In the gaming industry, and especially within the indie game studio industry, there is no shortage of tools and game engines for quickly creating video games. Most new indie studios, Top Cool Fun Games included build most games using 2d game engines.
Popular 2D Game Engines
These 2D game creators are easy to learn (for the most part) and allow indie game studios and hobby game developers to quickly build games for mobile platforms, and in some case make a little money while doing so.
With the popularity of successes like Flappy Birds, 2 Cars, Tower, 2048, and more., lots of new developers are trying to recreate these successes. With the lure of easy money, the market is now floaded with these types of games, reskins and clones of these games, and games like these.
For gamers, too many of these simple quick fix games provide little real challenge, lots of frustration, have little or no features, no bosses, no levels and show an overall lack luster in the games themselves. The result has become an onslaught of games filling the app stores that are nothing more than platforms designed to deliver advertisements and no real good game play.
This problem isn’t necessarily with the game creation software, though some game creators don’t allow for creating anything more than an endless runner style game, but stems more from the pressure to turn a profit, even if its a small profit.
With so many new indie developers flocking to build simple apps with simple software, a better long term solution for indie studios is to NOT follow the crowd and start behaving more like the big boys and make the leap to 3D and use the Big Boy Toys.
When making the decision to adopt a new game development platform, there are several things you need to take into consideration.
As far as available gaming engines go, there are really only three options (3 game engines) that are available to indie developers.
In the past the pricing model of Unreal and Crytek were both prohibitive to adoption by small indie companies, however recently both have introduced new subscription models making it extremely affordable for small companies with tiny or no budgets to build games using these amazing tools
Unreal is now only $19 a month plus a small royalty fee (5% over $3000), CryEngine is similar at only $9.90 per month with no royalty fees.
Unity on the other hand is free to download, however charges for deploying games to most popular platforms. This is great for being able to learn the tool and get your feet wet developing games. There is also an amazing asset store with tons of free asset available for creating anything you like. However the cost for Unity starts to get a bit shocking at $1500 for PRO and additional fees for iOS and Android.
To Unity’s defense they do have a monthly subscription fee, but this is significantly higher than it’s competitors at $75/month and requires a one year contract.
Depending on how deep your pockets are, the pricing models above maybe of little consequence. A larger concern may be other softer costs you may have. If you’ve never used a 3D gaming engine, and don’t have any vested interest, the next larger concern is how quickly you can ramp up to take advantage of this new technology.
Anytime you adopt a new tool, you have to take into consideration the time you will loose to develop games and direct that into learning the new tool. The incentive is that the loss of productivity will pay for itself with the new games you can create with the new tools. So which ever tool you decide to go with better be worth the production loss.
Ease of learning this new tool needs to be a fast and intuitive as possible.

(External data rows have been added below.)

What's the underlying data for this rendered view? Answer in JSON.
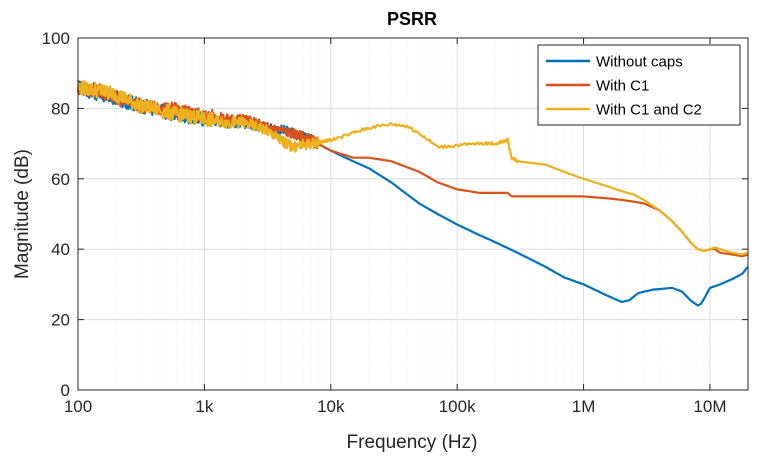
{
  "chart_data": {
    "type": "line",
    "title": "PSRR",
    "xlabel": "Frequency (Hz)",
    "ylabel": "Magnitude (dB)",
    "xscale": "log",
    "xlim": [
      100,
      20000000
    ],
    "ylim": [
      0,
      100
    ],
    "grid": "on",
    "legend_position": "top-right",
    "x_ticks": [
      {
        "value": 100,
        "label": "100"
      },
      {
        "value": 1000,
        "label": "1k"
      },
      {
        "value": 10000,
        "label": "10k"
      },
      {
        "value": 100000,
        "label": "100k"
      },
      {
        "value": 1000000,
        "label": "1M"
      },
      {
        "value": 10000000,
        "label": "10M"
      }
    ],
    "y_ticks": [
      {
        "value": 0,
        "label": "0"
      },
      {
        "value": 20,
        "label": "20"
      },
      {
        "value": 40,
        "label": "40"
      },
      {
        "value": 60,
        "label": "60"
      },
      {
        "value": 80,
        "label": "80"
      },
      {
        "value": 100,
        "label": "100"
      }
    ],
    "series": [
      {
        "name": "Without caps",
        "color": "#0072BD",
        "x": [
          100,
          150,
          200,
          300,
          500,
          700,
          1000,
          1500,
          2000,
          3000,
          5000,
          7000,
          10000,
          15000,
          20000,
          30000,
          50000,
          70000,
          100000,
          150000,
          200000,
          300000,
          500000,
          700000,
          1000000,
          1500000,
          2000000,
          2300000,
          2700000,
          3500000,
          5000000,
          6000000,
          7000000,
          8000000,
          8500000,
          9000000,
          10000000,
          12000000,
          15000000,
          18000000,
          20000000
        ],
        "y": [
          86,
          84,
          83,
          81,
          79,
          78,
          77,
          76,
          76,
          75,
          73,
          71,
          68,
          65,
          63,
          59,
          53,
          50,
          47,
          44,
          42,
          39,
          35,
          32,
          30,
          27,
          25,
          25.5,
          27.5,
          28.5,
          29,
          28,
          25.5,
          24,
          24.5,
          26,
          29,
          30,
          31.5,
          33,
          35
        ]
      },
      {
        "name": "With C1",
        "color": "#D95319",
        "x": [
          100,
          150,
          200,
          300,
          500,
          700,
          1000,
          1500,
          2000,
          3000,
          5000,
          7000,
          10000,
          15000,
          20000,
          30000,
          50000,
          70000,
          100000,
          150000,
          200000,
          250000,
          260000,
          270000,
          300000,
          500000,
          700000,
          1000000,
          1500000,
          2000000,
          2500000,
          3000000,
          4000000,
          5000000,
          6000000,
          7000000,
          8000000,
          9000000,
          10000000,
          11000000,
          12000000,
          15000000,
          18000000,
          20000000
        ],
        "y": [
          86,
          85,
          83,
          81,
          80,
          79,
          78,
          77,
          77,
          75,
          73,
          71,
          68,
          66,
          66,
          65,
          62,
          59,
          57,
          56,
          56,
          56,
          55.5,
          55,
          55,
          55,
          55,
          55,
          54.5,
          54,
          53.5,
          53,
          51,
          48,
          45,
          42,
          40,
          39.5,
          40,
          40,
          39,
          38.5,
          38,
          38.5
        ]
      },
      {
        "name": "With C1 and C2",
        "color": "#EDB120",
        "x": [
          100,
          150,
          200,
          300,
          500,
          700,
          1000,
          1500,
          2000,
          3000,
          4000,
          5000,
          7000,
          10000,
          15000,
          20000,
          30000,
          40000,
          50000,
          70000,
          100000,
          150000,
          200000,
          250000,
          270000,
          300000,
          500000,
          700000,
          1000000,
          1500000,
          2000000,
          2500000,
          3000000,
          4000000,
          5000000,
          6000000,
          7000000,
          8000000,
          9000000,
          10000000,
          11000000,
          12000000,
          15000000,
          18000000,
          20000000
        ],
        "y": [
          86,
          85,
          84,
          81,
          79,
          78,
          77,
          76,
          76,
          74,
          71,
          69,
          70,
          71,
          73,
          74.5,
          75.5,
          75,
          73,
          69,
          69.5,
          70,
          70,
          71,
          66,
          65,
          64,
          62,
          60,
          58,
          56.5,
          55.5,
          54,
          51,
          48,
          45,
          42,
          40,
          39.5,
          40,
          40.5,
          40,
          39,
          38.5,
          39
        ]
      }
    ]
  }
}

Plus most of these big boy toys also require some experience with real programming.
Believe it or not, assets are not always transferable between these different gaming engines. Each engine has its own store where you can buy assets. Some stores like the Unity asset store has a lot of assets, many are free that you can use. The may or not drive an added expense to your game development if you have to buy assets.
As you can see there are many things to consider when making the leap to 3D. Only you can decide base on your own finances, resources, back ground, talents, and tenacity which direction you should choose.
For us at Top Cool Fun Games, we are considering either Unity 3D or Unreal. Both are exceptional platforms. We are testing both right now and are seeing which one will fit our business model. Unreal looks to have better rendering, a new Blue Prints visual scripting engine as well as a nice pricing model that reduces the up front costs and allows us to pay as each game makes money.
What is left to be seen is the over all learning curve, usable assets, and responsiveness of each of the communities. Both will produce a superb product and like any tool, it’s only as good as the person wielding it. A hammer can build a beautiful house or it can crush someones skull.